Mr Justice Li has also served our community's educational system in a number of ways. He is currently Vice-Chairman of the Council of the Hong Kong University of Science and Technology, and, closer to our heart (and purse), he was an energetic and innovative Chairman of the University and Polytechnics Grants Committee (as it then was). He is a trustee of the Friends of Tsinghua University Law School Charitable Trust. The law school is new, and one with which our own Faculty of Law has a close association. One of its principal objectives is to offer courses in the common law. As Chief Justice, Andrew Li plays an invaluable role in advising and inspiring this fledgling Mainland institution.

He has been honoured by several of our sister institutions. Honorary degrees have been bestowed upon him by the Hong Kong University of Science and Technology, the Baptist University, and the Open University of Hong Kong. He is an Honorary Bencher of the Middle Temple and an Honorary Fellow of Fitzwilliam College, Cambridge. And he is a valued friend of this University, especially of our Faculty of Law. The judiciary, Mr Pro-Chancellor, is the centrifugal force of our legal system. The dispassionate judge is the common law's icon, its apotheosis of probity and integrity. The "social service" that he renders to the community is, in Lord Devlin's words, "the removal of a sense of injustice". The impartiality that informs his judgments in the settlement of disputes is nothing short of an article of faith in a free and fair society. Even in our digital age of scepticism suspicion, this attractive conception of the judicial function, of the judge as keeper of the law, protector and repository of justice, is not easily dislodged. It generates a cornucopia of challenges and responsibilities that our Chief Justice, with his Confucian sense of duty and virtue, is admirably suited to discharge. We look to an independent judiciary to defend our freedom. It must, at the same time, ensure that the tradition of the common law continues to flourish in its new potentially inhospitable setting. This is an awesome burden to place on the shoulders of the judge. It is one, by virtue of his very calling, that he cannot relinquish. Freedom of expression, to mention one of the most fundamental and fragile of our rights under the Basic Law, requires vigilant defence. When he went down from Cambridge, Andrew Li wrote to the Far Eastern Economic Review, seeking employment as a journalist. The magazine took him on. He may be the only member of the Li dynasty to have worked as a reporter. Perhaps this inculcated in the young man a sense of the importance of this liberty. Many years later, in a recent decision of the Court of Final Appeal, the Chief Justice proclaimed:

Freedom of expression is a fundamental freedom in a democratic society. It lies at the heart of civil society and of Hong Kong's system and way of life. The courts must give a generous interpretation to its constitutional guarantee. This freedom includes the freedom to express ideas which the majority may find disagreeable or offensive and the freedom to criticise governmental institutions and the conduct of public officials.

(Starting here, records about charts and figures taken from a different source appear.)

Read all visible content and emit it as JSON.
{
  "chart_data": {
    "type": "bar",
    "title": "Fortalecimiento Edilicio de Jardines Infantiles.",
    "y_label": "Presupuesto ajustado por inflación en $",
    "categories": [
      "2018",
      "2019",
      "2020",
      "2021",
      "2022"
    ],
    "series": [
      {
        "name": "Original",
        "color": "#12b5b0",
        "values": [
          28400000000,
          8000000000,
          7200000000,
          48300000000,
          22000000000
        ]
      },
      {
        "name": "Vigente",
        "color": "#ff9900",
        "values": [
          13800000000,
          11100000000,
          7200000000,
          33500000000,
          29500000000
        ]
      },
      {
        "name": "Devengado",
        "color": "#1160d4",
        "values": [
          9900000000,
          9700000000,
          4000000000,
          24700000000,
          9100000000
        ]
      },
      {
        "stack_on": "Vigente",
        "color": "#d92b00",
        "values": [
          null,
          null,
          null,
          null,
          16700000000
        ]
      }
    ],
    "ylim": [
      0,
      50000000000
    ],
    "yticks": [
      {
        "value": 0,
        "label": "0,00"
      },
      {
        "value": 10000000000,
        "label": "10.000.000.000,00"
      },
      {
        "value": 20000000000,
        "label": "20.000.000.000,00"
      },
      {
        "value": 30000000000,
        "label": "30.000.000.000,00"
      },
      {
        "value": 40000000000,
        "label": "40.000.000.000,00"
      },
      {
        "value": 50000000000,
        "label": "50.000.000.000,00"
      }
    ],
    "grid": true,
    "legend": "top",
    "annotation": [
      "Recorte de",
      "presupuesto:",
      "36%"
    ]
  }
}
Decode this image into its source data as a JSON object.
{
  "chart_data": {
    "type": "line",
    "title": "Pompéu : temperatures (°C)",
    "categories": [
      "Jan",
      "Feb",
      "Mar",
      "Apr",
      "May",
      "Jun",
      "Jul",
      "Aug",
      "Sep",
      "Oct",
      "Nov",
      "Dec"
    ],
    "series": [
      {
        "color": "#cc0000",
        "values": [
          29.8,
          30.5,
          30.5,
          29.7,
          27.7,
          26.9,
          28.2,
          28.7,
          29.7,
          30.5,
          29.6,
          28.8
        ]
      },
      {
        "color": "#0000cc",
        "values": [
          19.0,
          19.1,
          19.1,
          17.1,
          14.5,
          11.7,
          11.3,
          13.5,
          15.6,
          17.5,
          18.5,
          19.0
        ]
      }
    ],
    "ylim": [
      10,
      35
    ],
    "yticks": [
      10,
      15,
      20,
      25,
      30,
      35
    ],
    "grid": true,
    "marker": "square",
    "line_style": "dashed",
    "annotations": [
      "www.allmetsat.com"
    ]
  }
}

Hong Kong is extremely fortunate to have at the head of our legal system, a man who has the perspicacity, vision, and experience to seek to preserve and sustain the rights and freedoms cherished by all our people. For his exceptional record of service to the law and to our community, I commend The Hon Mr Justice Andrew Li, Chief Justice of the Hong Kong Special Administrative Region, to you, Mr Pro-Chancellor, for the award of Doctor of Laws, honoris causa.

Citation written and delivered by Professor Raymond Ivor Wacks, the Public Orator.